As she flew out of the west drawing room, fury fueled Diana again. Behind her, she could hear Miss Adderton and the land girl rushing to keep pace.

In the grand entryway in the center of the house, she spotted Mrs. Dibble speaking with Matron.

“Mrs. Dibble,” she called. “I need yesterday’s post—both deliveries—and this morning’s as well!”

“Yes, Mrs. Symonds. I’ll just fetch it,” said the housekeeper.

“Now, Mrs. Dibble!” she shouted.

From the scuffle behind her, Diana caught the words “garden” and “requisitioned.” Fists balled tight, she pushed out of the French doors to the veranda.

The roaring of an engine from down by the lake quickened her pace, and she raced down the great lawn, past the reflecting pool, to where a crowd of olive-and-brown-clad land girls were clustered around a tractor. On top sat red-faced Mr. Jones glaring at a uniformed man with his arm in a sling who half lay in the mouth of the tractor’s huge metal scoop, looking for all the world as though he was stretched out on a sofa in the midmorning sun.

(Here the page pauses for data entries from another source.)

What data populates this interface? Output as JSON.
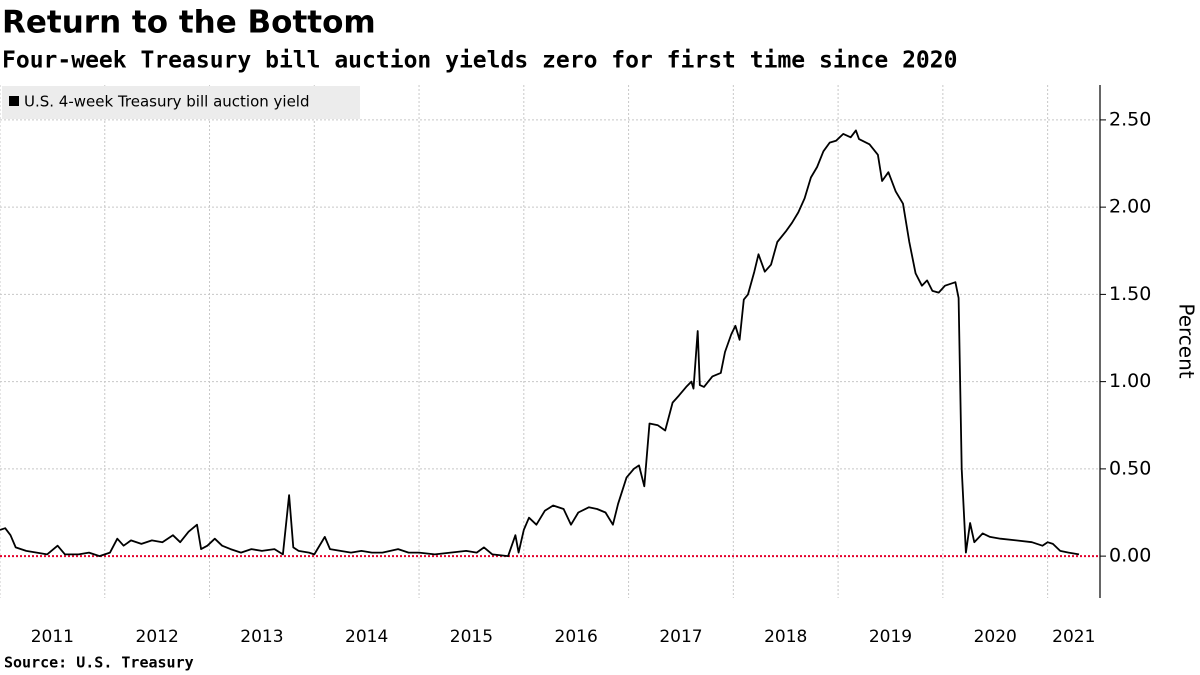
{
  "chart_data": {
    "type": "line",
    "title": "Return to the Bottom",
    "subtitle": "Four-week Treasury bill auction yields zero for first time since 2020",
    "source": "Source: U.S. Treasury",
    "y_axis_label": "Percent",
    "x": [
      2011.0,
      2011.05,
      2011.1,
      2011.15,
      2011.25,
      2011.35,
      2011.45,
      2011.55,
      2011.62,
      2011.75,
      2011.85,
      2011.95,
      2012.05,
      2012.12,
      2012.18,
      2012.25,
      2012.35,
      2012.45,
      2012.55,
      2012.65,
      2012.72,
      2012.8,
      2012.88,
      2012.92,
      2012.98,
      2013.05,
      2013.12,
      2013.2,
      2013.3,
      2013.4,
      2013.5,
      2013.62,
      2013.7,
      2013.76,
      2013.8,
      2013.85,
      2013.95,
      2014.0,
      2014.1,
      2014.15,
      2014.25,
      2014.35,
      2014.45,
      2014.55,
      2014.65,
      2014.8,
      2014.9,
      2015.0,
      2015.15,
      2015.3,
      2015.45,
      2015.55,
      2015.62,
      2015.7,
      2015.85,
      2015.92,
      2015.95,
      2016.0,
      2016.05,
      2016.12,
      2016.2,
      2016.28,
      2016.38,
      2016.45,
      2016.52,
      2016.62,
      2016.7,
      2016.78,
      2016.85,
      2016.9,
      2016.98,
      2017.05,
      2017.1,
      2017.15,
      2017.2,
      2017.28,
      2017.35,
      2017.42,
      2017.48,
      2017.55,
      2017.6,
      2017.62,
      2017.66,
      2017.68,
      2017.72,
      2017.8,
      2017.88,
      2017.92,
      2017.98,
      2018.02,
      2018.06,
      2018.1,
      2018.14,
      2018.2,
      2018.24,
      2018.3,
      2018.36,
      2018.42,
      2018.5,
      2018.56,
      2018.62,
      2018.68,
      2018.74,
      2018.8,
      2018.86,
      2018.92,
      2018.98,
      2019.05,
      2019.12,
      2019.17,
      2019.2,
      2019.3,
      2019.38,
      2019.42,
      2019.48,
      2019.55,
      2019.62,
      2019.68,
      2019.74,
      2019.8,
      2019.85,
      2019.9,
      2019.96,
      2020.02,
      2020.12,
      2020.15,
      2020.18,
      2020.22,
      2020.26,
      2020.3,
      2020.38,
      2020.45,
      2020.55,
      2020.7,
      2020.85,
      2020.95,
      2021.0,
      2021.05,
      2021.12,
      2021.2,
      2021.3
    ],
    "series": [
      {
        "name": "U.S. 4-week Treasury bill auction yield",
        "color": "#000000",
        "values": [
          0.15,
          0.16,
          0.12,
          0.05,
          0.03,
          0.02,
          0.01,
          0.06,
          0.01,
          0.01,
          0.02,
          0.0,
          0.02,
          0.1,
          0.06,
          0.09,
          0.07,
          0.09,
          0.08,
          0.12,
          0.08,
          0.14,
          0.18,
          0.04,
          0.06,
          0.1,
          0.06,
          0.04,
          0.02,
          0.04,
          0.03,
          0.04,
          0.01,
          0.35,
          0.05,
          0.03,
          0.02,
          0.01,
          0.11,
          0.04,
          0.03,
          0.02,
          0.03,
          0.02,
          0.02,
          0.04,
          0.02,
          0.02,
          0.01,
          0.02,
          0.03,
          0.02,
          0.05,
          0.01,
          0.0,
          0.12,
          0.02,
          0.15,
          0.22,
          0.18,
          0.26,
          0.29,
          0.27,
          0.18,
          0.25,
          0.28,
          0.27,
          0.25,
          0.18,
          0.3,
          0.45,
          0.5,
          0.52,
          0.4,
          0.76,
          0.75,
          0.72,
          0.88,
          0.92,
          0.97,
          1.0,
          0.96,
          1.29,
          0.98,
          0.97,
          1.03,
          1.05,
          1.17,
          1.27,
          1.32,
          1.24,
          1.47,
          1.5,
          1.63,
          1.73,
          1.63,
          1.67,
          1.8,
          1.86,
          1.91,
          1.97,
          2.05,
          2.17,
          2.23,
          2.32,
          2.37,
          2.38,
          2.42,
          2.4,
          2.44,
          2.39,
          2.36,
          2.3,
          2.15,
          2.2,
          2.09,
          2.02,
          1.8,
          1.62,
          1.55,
          1.58,
          1.52,
          1.51,
          1.55,
          1.57,
          1.48,
          0.5,
          0.02,
          0.19,
          0.08,
          0.13,
          0.11,
          0.1,
          0.09,
          0.08,
          0.06,
          0.08,
          0.07,
          0.03,
          0.02,
          0.01
        ]
      }
    ],
    "xlim": [
      2011.0,
      2021.5
    ],
    "xticks": [
      2011,
      2012,
      2013,
      2014,
      2015,
      2016,
      2017,
      2018,
      2019,
      2020,
      2021
    ],
    "ylim": [
      -0.24,
      2.7
    ],
    "yticks": [
      {
        "value": 0,
        "label": "0.00"
      },
      {
        "value": 0.5,
        "label": "0.50"
      },
      {
        "value": 1,
        "label": "1.00"
      },
      {
        "value": 1.5,
        "label": "1.50"
      },
      {
        "value": 2,
        "label": "2.00"
      },
      {
        "value": 2.5,
        "label": "2.50"
      }
    ],
    "grid": true,
    "legend": "upper left",
    "zero_line_color": "#e4002b"
  }
}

“Mr. Jones!” she shouted up at the farmer as she approached.

Mr. Jones shoved the brim of his flat cap on his forehead and squinted at her. “Brought the cavalry with you, have you, Mrs. Symonds?”

She glanced over her shoulder to see Miss Adderton, Miss Pedley, Cynthia, and Matron behind her. A dozen yards back, Mrs. Dibble huffed and puffed, waving a white envelope in her hand.

“I think, perhaps, my work here is done,” said the officer, who slid out of the scoop gracefully.

“What is your name?” Diana asked.

“Captain Graeme Hastings, at your service, madam,” he said, bowing as best he could.

“Thank you, Captain Hastings,” she said. “Mr. Jones, I have received no requisition order for my land, so I would like very much to know what you are doing on my property.”

The man reached into his jacket pocket, pulled out a folded piece of paper, and held it out.

“Do you expect me to climb up there to fetch it?” she asked.

Chagrined, the farmer came down from his tractor’s seat. “There you are, ma’am. You can read it there, clear as day.”

He was right. Typed out in orderly lines was the agricultural requisition of all unused land at Highbury House.

Her garden. One of the few things that was still her own—which she’d done her very best to maintain throughout this bloody war—and they were going to take it away from her.